Korban dan Pelaku Kenalan di Facebook

Sebelum bertemu langsung, korban dan pelaku telah lebih dulu berkenalan melalui Facebook. Setelah beberapa pekan menjalin komunikasi, korban mulai percaya kepada pelaku yang mengaku berprofesi sebagai arsitek ternama.

Saat berkunjung ke rumah korban, pelaku tidak hanya meminta restu kepada keluarga, tetapi juga mengumbar berbagai janji. Menurut polisi, pelaku mengaku sanggup membangun kembali rumah korban sekaligus mendirikan sebuah masjid di lingkungan tempat tinggal korban.

“Menurut pengakuan korban, terduga pelaku ini menjanjikan akan membangun rumah milik korban dan keluarganya. Bahkan, terduga pelaku juga berjanji akan membangun masjid di kampung tersebut,” katanya.

Percaya dengan janji tersebut, keluarga korban kemudian merobohkan rumah mereka pada Kamis (16/7/2026). Pelaku juga sempat mengajak salah seorang anggota keluarga korban membeli bahan bangunan senilai Rp113 juta.

“Rumah korban dirobohkan pada hari Kamis, (16/7). Terduga pelaku juga mengajak salah seorang anggota keluarganya untuk berbelanja bahan material senilai Rp113 juta,” katanya.

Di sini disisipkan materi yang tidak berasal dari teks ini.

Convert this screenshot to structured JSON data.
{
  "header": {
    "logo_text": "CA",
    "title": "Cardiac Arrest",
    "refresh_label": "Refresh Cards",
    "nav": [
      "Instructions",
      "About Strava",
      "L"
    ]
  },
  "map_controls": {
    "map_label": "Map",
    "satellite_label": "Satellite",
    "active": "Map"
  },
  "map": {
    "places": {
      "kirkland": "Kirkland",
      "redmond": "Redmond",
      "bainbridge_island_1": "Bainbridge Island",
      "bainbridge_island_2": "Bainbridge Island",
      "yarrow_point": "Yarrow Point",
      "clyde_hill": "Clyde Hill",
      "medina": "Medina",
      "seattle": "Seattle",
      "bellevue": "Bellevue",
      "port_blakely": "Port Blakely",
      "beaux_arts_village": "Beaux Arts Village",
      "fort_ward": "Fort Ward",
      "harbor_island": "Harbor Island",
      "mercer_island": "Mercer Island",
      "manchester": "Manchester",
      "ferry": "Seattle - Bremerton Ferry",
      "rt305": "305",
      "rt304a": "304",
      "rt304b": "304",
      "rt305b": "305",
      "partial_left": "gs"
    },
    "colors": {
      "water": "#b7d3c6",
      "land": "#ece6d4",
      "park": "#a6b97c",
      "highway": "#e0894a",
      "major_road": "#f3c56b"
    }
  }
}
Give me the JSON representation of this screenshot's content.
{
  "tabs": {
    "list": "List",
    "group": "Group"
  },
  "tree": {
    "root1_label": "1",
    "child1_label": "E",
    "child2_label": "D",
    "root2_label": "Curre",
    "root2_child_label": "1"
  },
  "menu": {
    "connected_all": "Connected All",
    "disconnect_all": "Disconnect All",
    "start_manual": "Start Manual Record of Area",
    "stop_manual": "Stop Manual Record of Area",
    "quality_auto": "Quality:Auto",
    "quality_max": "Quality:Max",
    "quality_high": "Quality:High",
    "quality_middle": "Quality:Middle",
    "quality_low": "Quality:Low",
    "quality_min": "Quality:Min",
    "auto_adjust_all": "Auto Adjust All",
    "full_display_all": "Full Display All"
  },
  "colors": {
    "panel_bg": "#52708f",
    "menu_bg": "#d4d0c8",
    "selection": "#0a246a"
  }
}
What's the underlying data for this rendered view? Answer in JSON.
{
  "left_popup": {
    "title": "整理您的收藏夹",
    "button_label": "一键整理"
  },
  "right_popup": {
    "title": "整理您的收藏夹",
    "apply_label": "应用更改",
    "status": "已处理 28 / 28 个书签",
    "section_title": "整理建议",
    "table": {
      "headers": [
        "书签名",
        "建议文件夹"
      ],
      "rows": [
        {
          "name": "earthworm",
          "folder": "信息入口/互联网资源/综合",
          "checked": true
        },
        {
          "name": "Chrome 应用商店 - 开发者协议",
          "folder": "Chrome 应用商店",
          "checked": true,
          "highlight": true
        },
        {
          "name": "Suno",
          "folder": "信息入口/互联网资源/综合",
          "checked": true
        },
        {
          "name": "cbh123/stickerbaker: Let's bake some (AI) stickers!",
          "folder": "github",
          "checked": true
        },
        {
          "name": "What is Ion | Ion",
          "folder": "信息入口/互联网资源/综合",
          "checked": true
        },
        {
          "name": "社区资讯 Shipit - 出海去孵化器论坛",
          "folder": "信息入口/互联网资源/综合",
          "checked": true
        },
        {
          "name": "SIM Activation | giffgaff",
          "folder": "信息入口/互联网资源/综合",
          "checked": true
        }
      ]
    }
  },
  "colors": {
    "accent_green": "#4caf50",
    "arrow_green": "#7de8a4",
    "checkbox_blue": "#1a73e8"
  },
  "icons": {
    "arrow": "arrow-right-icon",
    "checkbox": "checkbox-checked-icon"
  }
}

Mulai Curiga saat Bahan Bangunan Belum Dibayar

Kecurigaan muncul setelah keluarga mengetahui bahwa material bangunan yang dibeli ternyata belum dibayarkan kepada toko.

Merasa telah ditipu, Mimin yang merupakan seorang janda kemudian melaporkan kejadian tersebut ke Polsek Banjarwangi.

Menindaklanjuti laporan itu, polisi langsung mengamankan Nuryadi yang saat itu masih berada di rumah korban. Dari hasil pemeriksaan, diketahui pelaku bukanlah seorang “sultan” ataupun arsitek seperti yang diakuinya, melainkan buruh kebersihan di salah satu pasar tradisional di Kecamatan Purwadadi, Kabupaten Ciamis.

“Terduga pelaku mengakui telah melakukan tindakan penipuan. Pengakuannya, niat awalnya hanya ingin membuat keluarga korban percaya kepadanya untuk menikah dengan korban,” ungkap Ipar.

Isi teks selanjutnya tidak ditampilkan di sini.